There are blockchains that go even further than that, claiming “infinite scalability”, NEAR does that in articles and on landing pages. NEAR’s hardware requirements for validators are substantially lower though, so how is it possible that a chain with lower hardware requirements for validators achieves infinitely higher scalability? Turns out, they mean something completely different!

What the team behind NEAR is actually trying to say is that while the requirements of individual validators are modest, as more validators join the network, the network as a whole can process more transactions. And they seem to believe it is possible to just keep adding infinite number of validators to achieve infinite transaction throughput.

Who said rollups?
#

There is another quirky case I’d like to mention before giving my own definition. There are various flavors of heterogeneous systems that are also called “scalable”. For example, Polkadot has parachains, Ethereum community believes they are scaling it through rollups.

In this case, neither the blockchain itself can process a particularly large number of transactions nor can it do so by attracting more validators. What happens instead is that this blockchain (layer 1 or L1) is used as a settlement layer for essentially other blockchains (layer 2 or L2), and since there could be multiple of those L2s, the whole construction in its entirety can process more transactions.

The definition
#

My definition is:

Scalable blockchain is such that can process more transactions as more consensus participants (think physical machines) join the network

In fact, it is important to stress that most blockchains have inverse scalability!

100% of blockchains mentioned so far are based on Proof-of-Stake consensus, which has practical scalability issues around the number of distinct consensus participants they could have. From registering on chain to network communication complexity, it is basically guaranteed that a ceiling will be hit sooner or later despite all the excellent research done with clever subcommittee sampling, validator pools and optimizations that avoid quadratic network complexity.

Really scalable blockchain
#

I believe a really actually scalable blockchain must be able to scale the number of participants and increase its throughput while doing so.

This is why this research project starts with a permissionless consensus design, which, just like Bitcoin, can support an enormous number of distinct consensus participants.
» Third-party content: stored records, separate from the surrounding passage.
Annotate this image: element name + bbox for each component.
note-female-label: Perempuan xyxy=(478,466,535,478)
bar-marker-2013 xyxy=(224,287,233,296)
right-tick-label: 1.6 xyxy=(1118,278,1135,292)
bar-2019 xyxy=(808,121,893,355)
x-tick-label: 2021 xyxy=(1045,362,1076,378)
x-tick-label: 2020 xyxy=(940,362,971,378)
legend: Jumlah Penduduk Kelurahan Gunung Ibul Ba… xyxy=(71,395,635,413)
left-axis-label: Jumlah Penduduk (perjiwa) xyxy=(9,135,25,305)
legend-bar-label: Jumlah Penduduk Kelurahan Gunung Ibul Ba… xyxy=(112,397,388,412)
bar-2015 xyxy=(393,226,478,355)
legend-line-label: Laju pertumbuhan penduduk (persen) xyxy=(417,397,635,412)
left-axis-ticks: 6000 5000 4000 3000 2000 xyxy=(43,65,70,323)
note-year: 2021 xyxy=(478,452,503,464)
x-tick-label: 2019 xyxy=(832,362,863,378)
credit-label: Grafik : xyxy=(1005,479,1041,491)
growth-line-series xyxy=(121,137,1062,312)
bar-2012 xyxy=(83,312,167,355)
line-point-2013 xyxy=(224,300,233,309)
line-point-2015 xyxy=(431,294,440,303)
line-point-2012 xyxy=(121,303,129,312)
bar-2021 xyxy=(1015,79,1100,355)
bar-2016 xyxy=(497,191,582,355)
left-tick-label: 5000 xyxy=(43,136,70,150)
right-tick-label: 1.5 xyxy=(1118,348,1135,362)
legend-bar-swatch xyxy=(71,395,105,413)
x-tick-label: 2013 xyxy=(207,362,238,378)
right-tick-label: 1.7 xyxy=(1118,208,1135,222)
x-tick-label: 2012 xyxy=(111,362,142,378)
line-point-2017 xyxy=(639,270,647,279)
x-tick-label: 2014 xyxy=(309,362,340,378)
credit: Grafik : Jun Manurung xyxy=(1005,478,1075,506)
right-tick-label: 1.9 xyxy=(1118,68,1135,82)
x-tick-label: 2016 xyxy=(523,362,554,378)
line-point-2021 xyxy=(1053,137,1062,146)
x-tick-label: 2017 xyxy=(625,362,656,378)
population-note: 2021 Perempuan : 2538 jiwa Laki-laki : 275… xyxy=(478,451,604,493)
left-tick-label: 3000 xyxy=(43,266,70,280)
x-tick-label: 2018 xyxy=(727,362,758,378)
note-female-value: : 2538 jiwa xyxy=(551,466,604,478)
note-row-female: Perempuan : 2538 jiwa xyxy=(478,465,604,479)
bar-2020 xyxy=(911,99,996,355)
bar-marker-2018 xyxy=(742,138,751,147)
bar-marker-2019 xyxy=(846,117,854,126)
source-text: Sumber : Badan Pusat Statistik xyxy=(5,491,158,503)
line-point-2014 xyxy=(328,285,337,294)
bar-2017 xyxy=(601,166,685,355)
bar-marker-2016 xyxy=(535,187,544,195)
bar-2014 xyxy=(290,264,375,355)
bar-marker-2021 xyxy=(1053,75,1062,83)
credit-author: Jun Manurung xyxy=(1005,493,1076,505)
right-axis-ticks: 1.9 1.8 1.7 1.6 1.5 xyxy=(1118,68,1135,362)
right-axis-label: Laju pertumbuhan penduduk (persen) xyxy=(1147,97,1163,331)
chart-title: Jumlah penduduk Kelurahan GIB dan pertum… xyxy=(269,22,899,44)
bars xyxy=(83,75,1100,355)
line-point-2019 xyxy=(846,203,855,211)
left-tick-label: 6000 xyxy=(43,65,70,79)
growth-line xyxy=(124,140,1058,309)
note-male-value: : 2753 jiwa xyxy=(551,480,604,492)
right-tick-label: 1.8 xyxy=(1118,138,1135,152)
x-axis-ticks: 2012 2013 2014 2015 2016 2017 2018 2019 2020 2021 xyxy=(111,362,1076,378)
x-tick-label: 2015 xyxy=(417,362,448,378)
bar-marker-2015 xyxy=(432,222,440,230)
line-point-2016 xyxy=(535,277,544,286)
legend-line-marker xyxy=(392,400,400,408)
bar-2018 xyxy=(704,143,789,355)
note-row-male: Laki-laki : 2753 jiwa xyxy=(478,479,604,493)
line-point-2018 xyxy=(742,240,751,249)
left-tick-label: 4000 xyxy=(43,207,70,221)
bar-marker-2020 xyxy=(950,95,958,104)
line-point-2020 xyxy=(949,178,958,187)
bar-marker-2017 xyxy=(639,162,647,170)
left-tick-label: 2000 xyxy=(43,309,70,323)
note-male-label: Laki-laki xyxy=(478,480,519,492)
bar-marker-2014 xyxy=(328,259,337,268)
Then the consensus is made hierarchical through sharding, such that all those participants no longer execute the same exact thing over and over again (which wouldn’t be scalable at all).

Now a bit about “infinite scalability”. Of course NEAR doesn’t have it. They will not be able to add an infinite (or even extremely large, like 1B) number of consensus participants, nor would their validators be able to physically receive erasure coding pieces from an infinite number of other shards. So calling it “infinite scalability” is just a marketing fluff.

In fact, it does help to have practical hard limits for various parts of the system. This allows to optimize and simplify data structures, for example, by avoiding variable-length encodings.

In current sharding design, we have several of these hard limits. One is the solution range, which is represented by u64 and 64 bits is sufficient to represent all the disk space that currently exists in the world many times over and for practical purposes is unlimited, but in principle it is not. If there is ever a sudden exponential advancement in SSD capacity, additional sampling rules or other changes might be needed in consensus to scale the capacity further and it wouldn’t be that difficult.

Another hard limit is the number of shards. Shard index is an important parameter and its size has a wide range of implications on things ranging from contract addresses to various inclusion proofs. We’re using 20 bits for shard index, which gives us ~1M shards in total, which feels like a really high number that the blockchain will likely never reach, but it is a hard limit nonetheless.

Even if each shard processes a single user transaction, with 1M of them, it’ll likely crush any public blockchain that currently exists in terms of throughput already.

Conclusion
#

I have never seen a comparable design to one that me and Alfonso are working on, that (under the above definition) is actually scalable to Internet-scale performance.

Of course, there are many other important aspects of the blockchain beyond scalability. I believe there are good solutions to many of them. Some of them are important enough on their own to justify the existence of a blockchain that doesn’t scale. However, true scalability remains one of those illusory goals that doesn’t have a great solution yet. But humanity deserves it!